The main causes of deforestation are:
• replacement of forest areas with crops and farms: after taking the most valuable trees for the timber trade, the forest is burnt down, thus killing animals and plants. In September 1991, the most disastrous year ever recorded in the Amazonian forest, over 50,000 fires were recorded both by air and by satellite
• timber: ancient trees are felled to make timber or cellulose for furniture or paper industries. Whatever system is used to fell the trees, it seriously damages the ecosystem and is aggravated by the construction of roads for the access of vehicles and for the transport of the logs. In this way, many trees of poor economic value are felled as well, which have however a remarkable biological and ecological value
• firewood: this activity is mainly carried out by the indigenous people who, due to the recent population increase, have to look for energy sources for their sustenance. This phenomenon aggravates therefore the more massive industrial problem
• constructions of roads (for the above activities), dams and industrial exploitation of mines also involve massive deforestation.  

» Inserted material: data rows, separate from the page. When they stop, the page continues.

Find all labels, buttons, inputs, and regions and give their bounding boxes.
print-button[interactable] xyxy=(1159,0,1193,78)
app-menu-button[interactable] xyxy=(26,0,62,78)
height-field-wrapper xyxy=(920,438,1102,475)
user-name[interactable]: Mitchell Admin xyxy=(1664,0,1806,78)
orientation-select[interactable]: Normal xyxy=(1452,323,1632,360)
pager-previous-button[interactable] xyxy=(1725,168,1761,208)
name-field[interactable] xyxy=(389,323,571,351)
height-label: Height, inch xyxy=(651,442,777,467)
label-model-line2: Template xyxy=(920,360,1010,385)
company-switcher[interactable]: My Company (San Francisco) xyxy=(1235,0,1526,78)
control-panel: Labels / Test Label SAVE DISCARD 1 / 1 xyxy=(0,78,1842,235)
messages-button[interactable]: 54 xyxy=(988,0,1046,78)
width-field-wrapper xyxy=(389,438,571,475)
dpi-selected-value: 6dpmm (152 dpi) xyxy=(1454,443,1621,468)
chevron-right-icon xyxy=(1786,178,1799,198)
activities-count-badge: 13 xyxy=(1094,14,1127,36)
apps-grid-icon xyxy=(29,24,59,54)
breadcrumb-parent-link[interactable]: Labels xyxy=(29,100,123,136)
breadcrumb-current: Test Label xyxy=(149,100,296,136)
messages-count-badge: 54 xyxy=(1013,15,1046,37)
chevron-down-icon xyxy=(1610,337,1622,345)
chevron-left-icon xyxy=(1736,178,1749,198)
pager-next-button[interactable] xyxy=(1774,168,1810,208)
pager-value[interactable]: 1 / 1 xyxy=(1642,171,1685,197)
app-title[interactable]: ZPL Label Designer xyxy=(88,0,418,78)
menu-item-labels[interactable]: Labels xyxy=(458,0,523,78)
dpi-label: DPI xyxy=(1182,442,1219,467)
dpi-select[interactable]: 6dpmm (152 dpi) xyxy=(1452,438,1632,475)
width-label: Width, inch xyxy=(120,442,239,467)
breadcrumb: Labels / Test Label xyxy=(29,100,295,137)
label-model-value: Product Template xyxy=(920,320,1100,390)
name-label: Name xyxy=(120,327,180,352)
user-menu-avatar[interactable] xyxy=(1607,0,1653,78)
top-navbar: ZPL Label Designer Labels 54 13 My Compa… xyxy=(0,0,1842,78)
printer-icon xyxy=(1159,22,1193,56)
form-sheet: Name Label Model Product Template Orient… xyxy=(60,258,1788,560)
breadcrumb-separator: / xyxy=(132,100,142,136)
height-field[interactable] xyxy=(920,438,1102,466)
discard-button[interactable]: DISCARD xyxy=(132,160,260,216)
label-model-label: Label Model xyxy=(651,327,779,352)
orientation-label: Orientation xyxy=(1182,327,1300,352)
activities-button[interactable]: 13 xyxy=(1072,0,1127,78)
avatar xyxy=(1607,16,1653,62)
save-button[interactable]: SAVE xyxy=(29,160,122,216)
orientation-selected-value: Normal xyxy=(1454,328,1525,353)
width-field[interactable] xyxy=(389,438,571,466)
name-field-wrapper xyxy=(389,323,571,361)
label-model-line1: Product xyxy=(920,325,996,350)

Consequences of deforestation
Since the forest is vital for the rain cycle, deforestation involves climatic imbalances at a local level and because of the proportions of this phenomenon also on a global scale, since it affects the composition of the atmosphere and consequently the greenhouse effect. They are the greatest natural purifiers of the earth: to fell forests means to get rid of a "pool" of carbon dioxide, leaving more of this gas in the air, which could affect the heating of the Earth.